Japan

Früherer Regierungschef Shinzo Abe bei Anschlag schwer verletzt

08.07.2022
Lesedauer: 3 Minuten
Einsatzkräfte am Ort des Anschlags auf Shinzo Abe © Kyodo/​Reuters

Der rechtskonservative Politiker ist während einer Wahlkampfrede angeschossen worden. Sein Zustand sei kritisch. Der mutmaßliche Schütze wurde am Tatort festgenommen.

Auf den früheren japanischen Regierungschef Shinzo Abe ist ein Anschlag verübt worden. Nach Angaben von Regierungssprecher Hirokazu Matsuno wurde auf ihn „gegen 11.30 Uhr“ in der Stadt Nara im Westen des Landes geschossen. Der mutmaßliche Schütze sei festgenommen worden. Der Zustand von Abe sei „ernst“, sagte der amtierende Regierungschef Fumio Kishida. Das Motiv für den Anschlag sei noch nicht bekannt.

Japanischen Medien berichten, Abe habe lebensgefährliche Verletzungen und auf dem Weg ins Krankenhaus einen Herz-und Atemstillstand erlitten. Der Nachrichtenagentur Jiji zufolge wurde der frühere Regierungschef von hinten im Brustbereich getroffen und sei zusammengebrochen.

Täter soll früherer Soldat sein

Vom Sender NHK ausgestrahlte Aufnahmen zeigen, wie Abe auf einer Bühne steht, als ein lauter Knall zu hören und Rauch in der Luft zu sehen ist. Anschließend wird in Mann von Sicherheitskräften überwältigt. Auf anderen Videoaufnahmen von Reportern sind zwei Schüsse deutlich zu hören.

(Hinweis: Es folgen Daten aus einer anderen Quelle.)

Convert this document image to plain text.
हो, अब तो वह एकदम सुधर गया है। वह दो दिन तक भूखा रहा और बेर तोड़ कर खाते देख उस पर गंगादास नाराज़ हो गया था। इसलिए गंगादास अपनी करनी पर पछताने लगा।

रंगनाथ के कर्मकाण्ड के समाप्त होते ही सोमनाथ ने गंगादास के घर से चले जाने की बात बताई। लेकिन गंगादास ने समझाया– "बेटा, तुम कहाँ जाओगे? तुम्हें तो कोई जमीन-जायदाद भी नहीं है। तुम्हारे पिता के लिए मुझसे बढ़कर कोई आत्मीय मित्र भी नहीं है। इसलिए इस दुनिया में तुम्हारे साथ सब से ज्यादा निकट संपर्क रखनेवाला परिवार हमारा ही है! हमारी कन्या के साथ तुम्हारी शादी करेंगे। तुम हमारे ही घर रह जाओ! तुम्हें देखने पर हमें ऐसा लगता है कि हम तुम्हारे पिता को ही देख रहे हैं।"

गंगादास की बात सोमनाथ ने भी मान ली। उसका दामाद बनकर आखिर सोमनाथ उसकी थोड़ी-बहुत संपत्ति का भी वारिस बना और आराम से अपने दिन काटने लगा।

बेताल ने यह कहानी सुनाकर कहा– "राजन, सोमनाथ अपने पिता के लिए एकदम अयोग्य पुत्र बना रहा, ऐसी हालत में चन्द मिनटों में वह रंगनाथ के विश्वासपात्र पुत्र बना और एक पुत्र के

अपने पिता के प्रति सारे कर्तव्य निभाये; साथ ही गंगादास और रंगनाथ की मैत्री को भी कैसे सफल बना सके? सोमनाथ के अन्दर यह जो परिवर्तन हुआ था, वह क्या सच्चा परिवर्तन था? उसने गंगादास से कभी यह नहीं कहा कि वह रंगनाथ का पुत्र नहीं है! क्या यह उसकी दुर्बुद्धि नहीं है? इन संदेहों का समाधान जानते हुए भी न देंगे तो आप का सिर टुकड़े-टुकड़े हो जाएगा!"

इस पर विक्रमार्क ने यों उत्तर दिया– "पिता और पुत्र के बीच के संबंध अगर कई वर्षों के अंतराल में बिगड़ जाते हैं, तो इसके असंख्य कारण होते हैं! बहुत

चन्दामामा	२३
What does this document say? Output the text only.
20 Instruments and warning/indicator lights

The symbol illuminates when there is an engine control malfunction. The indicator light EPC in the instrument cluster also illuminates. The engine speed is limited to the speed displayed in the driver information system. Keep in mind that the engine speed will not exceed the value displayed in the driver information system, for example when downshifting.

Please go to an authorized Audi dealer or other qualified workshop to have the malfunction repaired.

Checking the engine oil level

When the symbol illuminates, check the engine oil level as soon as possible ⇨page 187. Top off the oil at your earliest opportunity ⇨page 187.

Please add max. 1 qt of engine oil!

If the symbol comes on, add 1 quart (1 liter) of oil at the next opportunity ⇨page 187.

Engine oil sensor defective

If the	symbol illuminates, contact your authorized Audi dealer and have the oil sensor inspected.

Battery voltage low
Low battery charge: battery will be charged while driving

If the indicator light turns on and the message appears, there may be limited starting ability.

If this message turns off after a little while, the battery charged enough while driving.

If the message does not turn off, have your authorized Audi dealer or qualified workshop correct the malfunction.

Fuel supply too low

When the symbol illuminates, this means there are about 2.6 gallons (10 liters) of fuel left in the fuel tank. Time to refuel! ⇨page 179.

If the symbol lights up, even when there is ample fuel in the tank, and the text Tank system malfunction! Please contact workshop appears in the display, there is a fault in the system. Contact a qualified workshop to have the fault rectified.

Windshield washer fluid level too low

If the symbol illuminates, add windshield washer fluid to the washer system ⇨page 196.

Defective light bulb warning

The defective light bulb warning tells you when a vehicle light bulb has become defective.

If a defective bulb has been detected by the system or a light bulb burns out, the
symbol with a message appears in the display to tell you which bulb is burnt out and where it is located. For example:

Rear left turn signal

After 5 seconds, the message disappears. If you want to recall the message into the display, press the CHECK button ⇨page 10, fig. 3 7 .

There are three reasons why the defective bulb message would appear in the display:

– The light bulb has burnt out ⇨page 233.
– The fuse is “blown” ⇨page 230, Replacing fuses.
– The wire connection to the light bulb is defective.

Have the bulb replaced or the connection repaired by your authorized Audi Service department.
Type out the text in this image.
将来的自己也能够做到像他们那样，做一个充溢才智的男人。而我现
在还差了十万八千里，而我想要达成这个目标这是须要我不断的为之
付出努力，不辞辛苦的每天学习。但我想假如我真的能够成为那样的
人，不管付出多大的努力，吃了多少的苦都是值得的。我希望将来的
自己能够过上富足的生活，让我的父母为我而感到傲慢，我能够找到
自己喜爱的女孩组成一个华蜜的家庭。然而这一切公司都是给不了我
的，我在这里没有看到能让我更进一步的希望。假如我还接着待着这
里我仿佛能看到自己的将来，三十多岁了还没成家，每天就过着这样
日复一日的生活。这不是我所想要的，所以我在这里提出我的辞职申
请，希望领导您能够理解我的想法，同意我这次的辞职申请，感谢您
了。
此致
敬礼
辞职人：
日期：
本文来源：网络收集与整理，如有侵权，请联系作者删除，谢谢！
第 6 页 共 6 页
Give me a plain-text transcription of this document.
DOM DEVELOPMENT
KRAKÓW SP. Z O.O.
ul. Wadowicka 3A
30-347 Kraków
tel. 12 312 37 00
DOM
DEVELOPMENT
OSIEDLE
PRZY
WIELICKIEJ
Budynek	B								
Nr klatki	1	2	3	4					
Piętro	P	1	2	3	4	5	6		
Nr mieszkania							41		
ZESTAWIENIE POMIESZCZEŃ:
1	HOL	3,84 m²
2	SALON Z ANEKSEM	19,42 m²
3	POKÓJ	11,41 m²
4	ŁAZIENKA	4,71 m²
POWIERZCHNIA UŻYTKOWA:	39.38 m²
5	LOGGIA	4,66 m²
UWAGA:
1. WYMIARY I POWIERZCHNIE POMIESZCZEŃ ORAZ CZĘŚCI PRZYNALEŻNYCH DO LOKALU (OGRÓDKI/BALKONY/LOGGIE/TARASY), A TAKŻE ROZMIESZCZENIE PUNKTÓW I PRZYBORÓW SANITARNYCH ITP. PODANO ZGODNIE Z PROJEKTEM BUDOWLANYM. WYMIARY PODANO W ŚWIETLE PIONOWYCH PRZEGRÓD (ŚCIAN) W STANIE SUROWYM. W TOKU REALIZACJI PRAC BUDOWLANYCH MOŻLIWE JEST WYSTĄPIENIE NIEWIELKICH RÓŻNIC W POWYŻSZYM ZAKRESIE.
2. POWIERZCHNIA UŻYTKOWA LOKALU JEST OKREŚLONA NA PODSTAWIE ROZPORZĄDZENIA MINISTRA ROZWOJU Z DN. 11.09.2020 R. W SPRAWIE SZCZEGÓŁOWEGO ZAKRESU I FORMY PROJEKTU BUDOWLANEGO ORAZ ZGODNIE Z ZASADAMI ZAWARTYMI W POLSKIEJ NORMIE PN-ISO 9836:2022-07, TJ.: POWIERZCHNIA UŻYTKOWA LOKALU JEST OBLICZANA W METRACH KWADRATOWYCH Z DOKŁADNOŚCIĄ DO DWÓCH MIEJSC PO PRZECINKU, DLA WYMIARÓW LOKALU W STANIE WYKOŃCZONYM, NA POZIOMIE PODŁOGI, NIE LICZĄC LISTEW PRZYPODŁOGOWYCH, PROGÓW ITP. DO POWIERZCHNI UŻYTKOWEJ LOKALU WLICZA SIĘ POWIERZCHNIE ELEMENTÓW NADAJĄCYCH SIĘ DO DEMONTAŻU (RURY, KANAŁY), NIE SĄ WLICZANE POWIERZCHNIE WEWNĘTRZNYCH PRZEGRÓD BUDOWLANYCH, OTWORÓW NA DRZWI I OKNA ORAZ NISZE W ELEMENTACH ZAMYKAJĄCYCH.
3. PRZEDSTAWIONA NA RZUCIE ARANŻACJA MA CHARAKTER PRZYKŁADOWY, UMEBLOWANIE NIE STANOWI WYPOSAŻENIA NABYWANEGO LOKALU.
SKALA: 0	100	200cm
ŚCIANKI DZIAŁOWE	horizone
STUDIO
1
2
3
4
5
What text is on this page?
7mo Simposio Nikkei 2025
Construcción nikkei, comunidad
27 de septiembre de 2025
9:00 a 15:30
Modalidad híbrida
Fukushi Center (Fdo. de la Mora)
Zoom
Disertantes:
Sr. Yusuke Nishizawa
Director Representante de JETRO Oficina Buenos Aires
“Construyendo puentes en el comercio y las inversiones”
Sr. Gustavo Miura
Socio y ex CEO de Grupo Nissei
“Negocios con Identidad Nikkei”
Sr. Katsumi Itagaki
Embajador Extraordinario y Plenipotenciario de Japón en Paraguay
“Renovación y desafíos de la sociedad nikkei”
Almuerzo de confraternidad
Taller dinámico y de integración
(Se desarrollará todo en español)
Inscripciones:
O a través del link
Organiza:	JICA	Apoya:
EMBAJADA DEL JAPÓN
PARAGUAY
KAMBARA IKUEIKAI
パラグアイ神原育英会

Wie NHK unter Berufung auf auf Quellen im Verteidigungsministerium berichtet, soll ein früheres Mitglied der Selbstverteidigungsstreitkräfte des Landes hinter dem Attentat stecken. Er soll bis 2005 drei Jahre lang der Marine des Landes angehört haben. In Nara soll der 41-Jährige mit einer selbstgebastelten Schusswaffe von hinten zwei Schüsse auf Abe abgefeuert haben. Er sei noch am Tatort festgenommen worden.

Abe hatte Japan vom Dezember 2012 bis September 2020 regiert und war damit der am längsten amtierende Premier des Landes. Unter ihm war Japan deutlich nach rechts gerückt.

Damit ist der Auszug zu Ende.